As the effort to manufacture the furniture progressed, it became painfully apparent that the industry not only had no ready solution for such details, but couldn’t work one out satisfactorily and was not very much concerned about trying. There had always been ways of avoiding such embarrassing issues. Furthermore, as the whole question of joints, connections, and meetings of different materials came up, it became clear how extremely little thought had gone into these important elements of furniture design. Preoccupied with minor adjustments of exterior appearance and “styling,” manufacturers were using essentially the same joints and structures that had been standard for centuries. If you doubt this, go to a department store and look at the underside of some tables and chairs built in 1946. You will see what clumsy antiquarian techniques are hidden under the slick surfaces. Structural ineptitude has been all too easy to cover up.

The result of the competition effort was that a new conception had been established, a few expensive pieces had been made and some excellent ideas set in motion. The effort to find a way of producing such furniture cheaply and in quantity had failed for the time being. What had been accomplished was not a hundredth part of what Eames has achieved between that time and the present.

It was at this point that Eames moved to the west coast and started to work for a movie company. Convinced that the problems of the furniture program were actually solvable, he decided to experiment. Furtively and at night, to avoid the landlord’s wrath, Charles Eames and his wife, Ray Eames, began smuggling structural lumber into their hillside apartment.
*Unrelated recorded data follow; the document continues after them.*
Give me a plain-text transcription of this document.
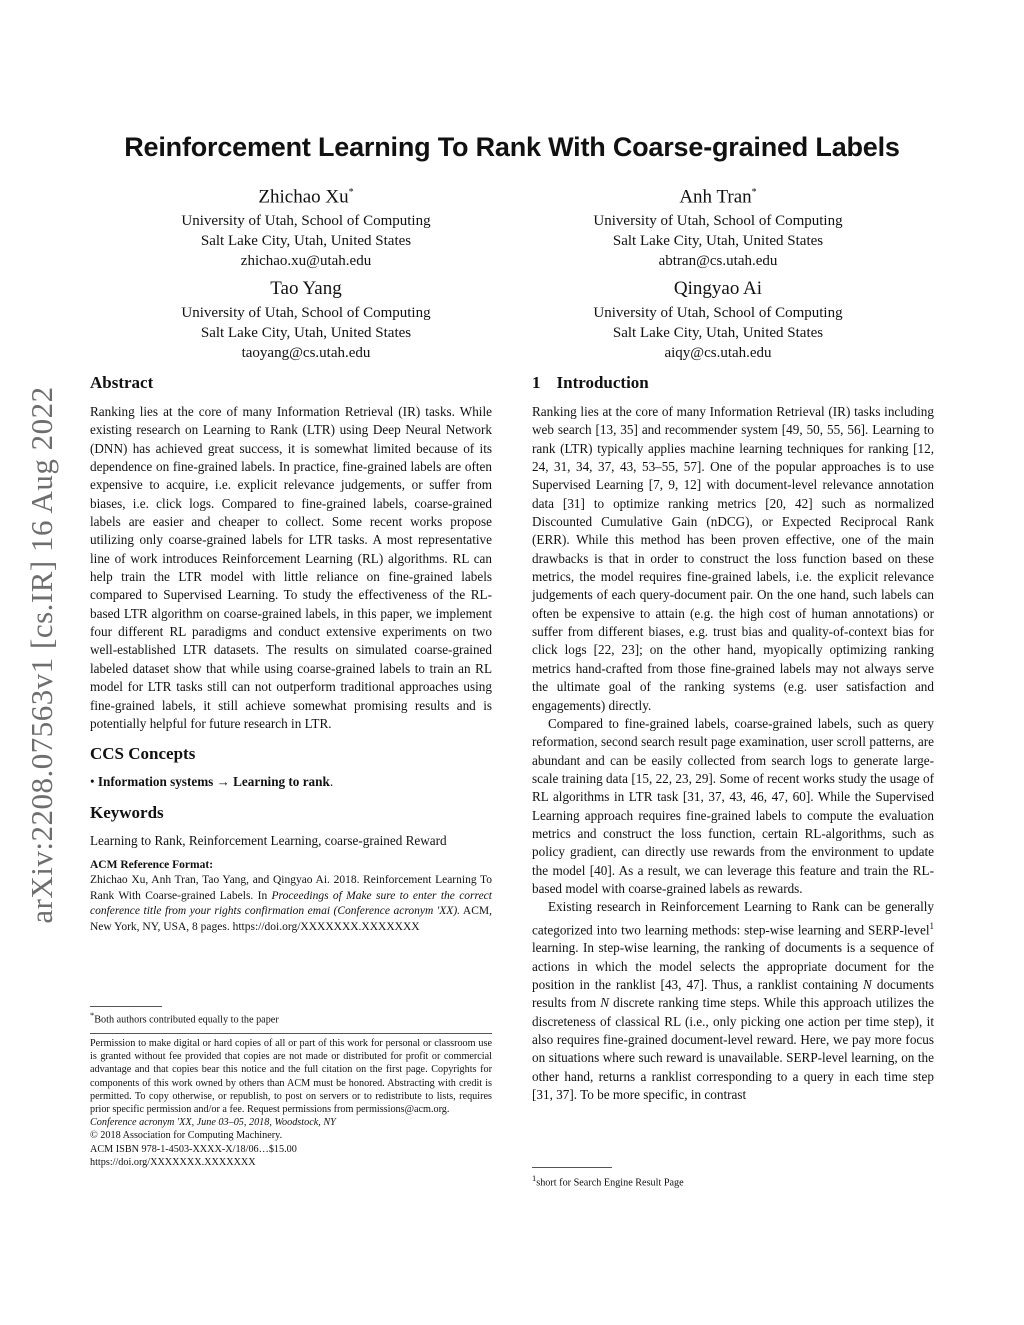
arXiv:2208.07563v1 [cs.IR] 16 Aug 2022
Reinforcement Learning To Rank With Coarse-grained Labels
Zhichao Xu*
University of Utah, School of Computing
Salt Lake City, Utah, United States
zhichao.xu@utah.edu
Anh Tran*
University of Utah, School of Computing
Salt Lake City, Utah, United States
abtran@cs.utah.edu
Tao Yang
University of Utah, School of Computing
Salt Lake City, Utah, United States
taoyang@cs.utah.edu
Qingyao Ai
University of Utah, School of Computing
Salt Lake City, Utah, United States
aiqy@cs.utah.edu
Abstract

Ranking lies at the core of many Information Retrieval (IR) tasks. While existing research on Learning to Rank (LTR) using Deep Neural Network (DNN) has achieved great success, it is somewhat limited because of its dependence on fine-grained labels. In practice, fine-grained labels are often expensive to acquire, i.e. explicit relevance judgements, or suffer from biases, i.e. click logs. Compared to fine-grained labels, coarse-grained labels are easier and cheaper to collect. Some recent works propose utilizing only coarse-grained labels for LTR tasks. A most representative line of work introduces Reinforcement Learning (RL) algorithms. RL can help train the LTR model with little reliance on fine-grained labels compared to Supervised Learning. To study the effectiveness of the RL-based LTR algorithm on coarse-grained labels, in this paper, we implement four different RL paradigms and conduct extensive experiments on two well-established LTR datasets. The results on simulated coarse-grained labeled dataset show that while using coarse-grained labels to train an RL model for LTR tasks still can not outperform traditional approaches using fine-grained labels, it still achieve somewhat promising results and is potentially helpful for future research in LTR.

CCS Concepts

• Information systems → Learning to rank.

Keywords

Learning to Rank, Reinforcement Learning, coarse-grained Reward

ACM Reference Format:
Zhichao Xu, Anh Tran, Tao Yang, and Qingyao Ai. 2018. Reinforcement Learning To Rank With Coarse-grained Labels. In Proceedings of Make sure to enter the correct conference title from your rights confirmation emai (Conference acronym 'XX). ACM, New York, NY, USA, 8 pages. https://doi.org/XXXXXXX.XXXXXXX
*Both authors contributed equally to the paper
Permission to make digital or hard copies of all or part of this work for personal or classroom use is granted without fee provided that copies are not made or distributed for profit or commercial advantage and that copies bear this notice and the full citation on the first page. Copyrights for components of this work owned by others than ACM must be honored. Abstracting with credit is permitted. To copy otherwise, or republish, to post on servers or to redistribute to lists, requires prior specific permission and/or a fee. Request permissions from permissions@acm.org.
Conference acronym 'XX, June 03–05, 2018, Woodstock, NY
© 2018 Association for Computing Machinery.
ACM ISBN 978-1-4503-XXXX-X/18/06…$15.00
https://doi.org/XXXXXXX.XXXXXXX
1 Introduction

Ranking lies at the core of many Information Retrieval (IR) tasks including web search [13, 35] and recommender system [49, 50, 55, 56]. Learning to rank (LTR) typically applies machine learning techniques for ranking [12, 24, 31, 34, 37, 43, 53–55, 57]. One of the popular approaches is to use Supervised Learning [7, 9, 12] with document-level relevance annotation data [31] to optimize ranking metrics [20, 42] such as normalized Discounted Cumulative Gain (nDCG), or Expected Reciprocal Rank (ERR). While this method has been proven effective, one of the main drawbacks is that in order to construct the loss function based on these metrics, the model requires fine-grained labels, i.e. the explicit relevance judgements of each query-document pair. On the one hand, such labels can often be expensive to attain (e.g. the high cost of human annotations) or suffer from different biases, e.g. trust bias and quality-of-context bias for click logs [22, 23]; on the other hand, myopically optimizing ranking metrics hand-crafted from those fine-grained labels may not always serve the ultimate goal of the ranking systems (e.g. user satisfaction and engagements) directly.

Compared to fine-grained labels, coarse-grained labels, such as query reformation, second search result page examination, user scroll patterns, are abundant and can be easily collected from search logs to generate large-scale training data [15, 22, 23, 29]. Some of recent works study the usage of RL algorithms in LTR task [31, 37, 43, 46, 47, 60]. While the Supervised Learning approach requires fine-grained labels to compute the evaluation metrics and construct the loss function, certain RL-algorithms, such as policy gradient, can directly use rewards from the environment to update the model [40]. As a result, we can leverage this feature and train the RL-based model with coarse-grained labels as rewards.

Existing research in Reinforcement Learning to Rank can be generally categorized into two learning methods: step-wise learning and SERP-level$^1$ learning. In step-wise learning, the ranking of documents is a sequence of actions in which the model selects the appropriate document for the position in the ranklist [43, 47]. Thus, a ranklist containing N documents results from N discrete ranking time steps. While this approach utilizes the discreteness of classical RL (i.e., only picking one action per time step), it also requires fine-grained document-level reward. Here, we pay more focus on situations where such reward is unavailable. SERP-level learning, on the other hand, returns a ranklist corresponding to a query in each time step [31, 37]. To be more specific, in contrast

$^1$short for Search Engine Result Page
From their nocturnal hammering and sawing, and the puffing of the bicycle pump, Eames found that he could make very clean-surfaced three dimensional forms using thin sheets of wood veneer laid up in thicknesses the variation of which he also could control.

By this time the United States was at war, and Eames turned his attention to developing traction splints by his new system. This was an interesting problem, and related to the chairs as a problem of making a three dimension form to fit the human body. The traction splint which he developed was light, strong, easily stacked for shipping, and simple to apply under field conditions. Thousands of them were used by the Navy.

As his skill increased, he began making other items for wartime use, including molded leading edge sections for training planes and parts for army gliders. In this way, learning as he worked, and inventing as he went along, he developed the tools which made his molds possible, and he evolved his own techniques for doing economically what had been impossible before. In the making of furniture from the competition designs, the factory had used precision tools, but had produced results which were far from precise. Now, as Eames puts it, he had devised a way of doing precision work without precision tools.

The difference, he explained, was like this: If you have an ordinary tumbler and wish to close the open top, one way is to make a very accurate measurement of the interior size of the opening, and to machine a part which will exactly fit it, thus sealing the opening. This would be somewhat expensive, and there still might be leaks. Another way to do the same job is to hold your hand over the tumbler’s mouth. Eames’ process for making molded plywood has this basically simple approach.”

Some captions from the same article:

“THE BONDING RESINS EMPLOYED ARE THE SAME AS THOSE USED IN ARMY AIRCRAFT MOLDED WOOD STRUCTURES WHICH ARE SUBJECT TO A RIGID THREE HOUR BOIL TEST.”

“THE DIFFERENT TYPES OF SHOCK MOUNTS USED ARE TESTED THROUGH HUNDREDS OF THOUSANDS OF VIBRATIONS.”

Very few designers create the machinery on which their designs are produced. Charles + Ray Eames developed the techniques and machinery for the mass production of their designs because it was the only way they could achieve their objective of producing affordable, useful and beautiful furniture for the public at large. When asked “What do you feel is the primary condition for the practice of design and its propagation?” Charles Eames replied simply, “Recognition of the need.”

The technology they developed in the 1940s is still in use today.